La letteratura volgare in Italia nasce nel Duecento in corrispondenza di fenomeni economici, politici, sociali
e culturali quali, ad esempio, l’affermazione dell’economia mercantile; la formazione di regni, corti signorili,
Comuni cittadini; la creazione di importanti università, come quelle di Bologna e di Napoli; la
trasformazione del ruolo e della funzione dell’intellettuale e del letterato in particolare.

Poiché tale processo coinvolge anche i più vasti strati di coloro che non sono letterati e non conoscono il
latino, è necessario impiegare il volgare, cioè la lingua d’uso comune, che sino ad allora era stata relegata
alla comunicazione orale oppure, nello scritto, ad usi eminentemente pratici e occasionali.
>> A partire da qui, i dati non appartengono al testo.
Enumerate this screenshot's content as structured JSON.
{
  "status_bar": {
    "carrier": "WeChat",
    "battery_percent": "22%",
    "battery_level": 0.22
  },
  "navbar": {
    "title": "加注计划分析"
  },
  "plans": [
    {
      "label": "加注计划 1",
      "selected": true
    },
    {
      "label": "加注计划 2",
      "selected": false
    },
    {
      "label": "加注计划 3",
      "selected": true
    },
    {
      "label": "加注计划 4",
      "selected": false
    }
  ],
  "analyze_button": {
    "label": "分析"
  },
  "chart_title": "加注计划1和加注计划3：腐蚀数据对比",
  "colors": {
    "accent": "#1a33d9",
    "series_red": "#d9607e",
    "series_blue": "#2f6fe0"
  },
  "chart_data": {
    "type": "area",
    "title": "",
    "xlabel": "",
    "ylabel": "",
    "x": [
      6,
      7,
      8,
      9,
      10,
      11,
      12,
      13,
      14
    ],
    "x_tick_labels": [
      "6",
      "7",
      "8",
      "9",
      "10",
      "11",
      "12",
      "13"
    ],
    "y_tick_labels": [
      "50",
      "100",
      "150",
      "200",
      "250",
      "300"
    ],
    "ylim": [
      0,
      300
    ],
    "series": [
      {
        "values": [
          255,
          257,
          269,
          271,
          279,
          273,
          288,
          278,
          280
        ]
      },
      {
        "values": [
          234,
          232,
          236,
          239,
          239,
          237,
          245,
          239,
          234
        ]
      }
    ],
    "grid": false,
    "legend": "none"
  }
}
Non esistendo, però, ancora un volgare per così dire “nazionale”, dal momento che ogni centro geografico
usa una propria lingua, i vari letterati del tempo, a seconda del luogo dove si trovano ad operare, si
esprimono nella lingua locale, dando origine ad un vero e proprio fenomeno di policentrismo linguistico,
che si accompagna al policentrismo politico tipicamente italiano. Dal "volgare" parlato nei diversi paesi si
sono evolute le attuali lingue romanze, alcune delle quali diventate di stato (italiano, francese, spagnolo
etc.).

Dante nel “De vulgari eloquentia” riconosce quattordici volgari. I diversi volgari non solo si sviluppano in
aree geografi che diverse, ma danno anche origine a generi letterari diversi. Ad esempio la poesia lirica
nasce in Sicilia e si sviluppa in Toscana, la poesia religiosa in Umbria e ancora in Toscana la poesia comico-
parodica.

Per quanto riguarda la presenza consapevole di una lingua letteraria con l'ambizione di essere "italiana", ed
in grado di produrre testi maturi dobbiamo attendere il XIII secolo:

- con la figura di Francesco d'Assisi (1181-1226) e il suo Cantico delle creature


- con la scuola poetica siciliana (1230-1250) i cui maggiori esponenti furono Giacomo da Lentini,
Cielo d'Alcamo il messinese Stefano Protonotaro
- con la scuola toscana (1251) e il conseguente “dolce stil novo”

La tradizione lirica italiana prende le mosse dalla poesia cortese provenzale. Sono gli stessi trovatori,
abbandonando la Provenza dopo la crociata di Innocenzo III contro gli albigesi, a diffondere il gusto di una
produzione lirica in cui il soggetto esprime direttamente se stesso, tratta delle proprie esperienze e dei
propri sentimenti. Ben presto nascono così importanti poeti, nelle regioni settentrionali, che riprendono i
temi e le forme metriche. Non poteva poi restare escluso dall’influenza della lirica provenzale, così ricca di
prestigio e di fascino, il centro di cultura più vivo ed aperto in Italia nei primi decenni del secolo, la corte
siciliana di Federico II.
La scuola siciliana

Nella corte siciliana di Federico II, tra il 1230 e il 1250,


sorgono imitatori della poesia trobadorica che non usano più
la lingua d’oc (quella della Francia del sud, della Provenza),
bensì il loro volgare locale, per quanto depurato e nobilitato.
L’importanza di questa scelta è enorme: i poeti siciliani
creano la prima poesia d’arte in volgare italiano (i loro testi
tuttavia, salvo pochissime eccezioni, non ci sono pervenuti
nella forma originale, bensì nella trascrizione di copisti
toscani, che hanno sovrapposto le caratteristiche del loro
volgare a quelle del siciliano).

La poesia siciliana riprende fedelmente i temi amorosi, i


procedimenti stilistici, le forme metriche dei modelli provenzali (rinunciando solo all’accompagnamento
musicale ed introducendo una forma originale, il sonetto). I poeti siciliani sono tutti funzionari dello Stato,
notai come Iacopo da Lentini, esperti di arti cancelleresche come Pier della Vigna, giudici come Guido delle
Colonne, e nei loro versi trattano esclusivamente il tema dell’amore.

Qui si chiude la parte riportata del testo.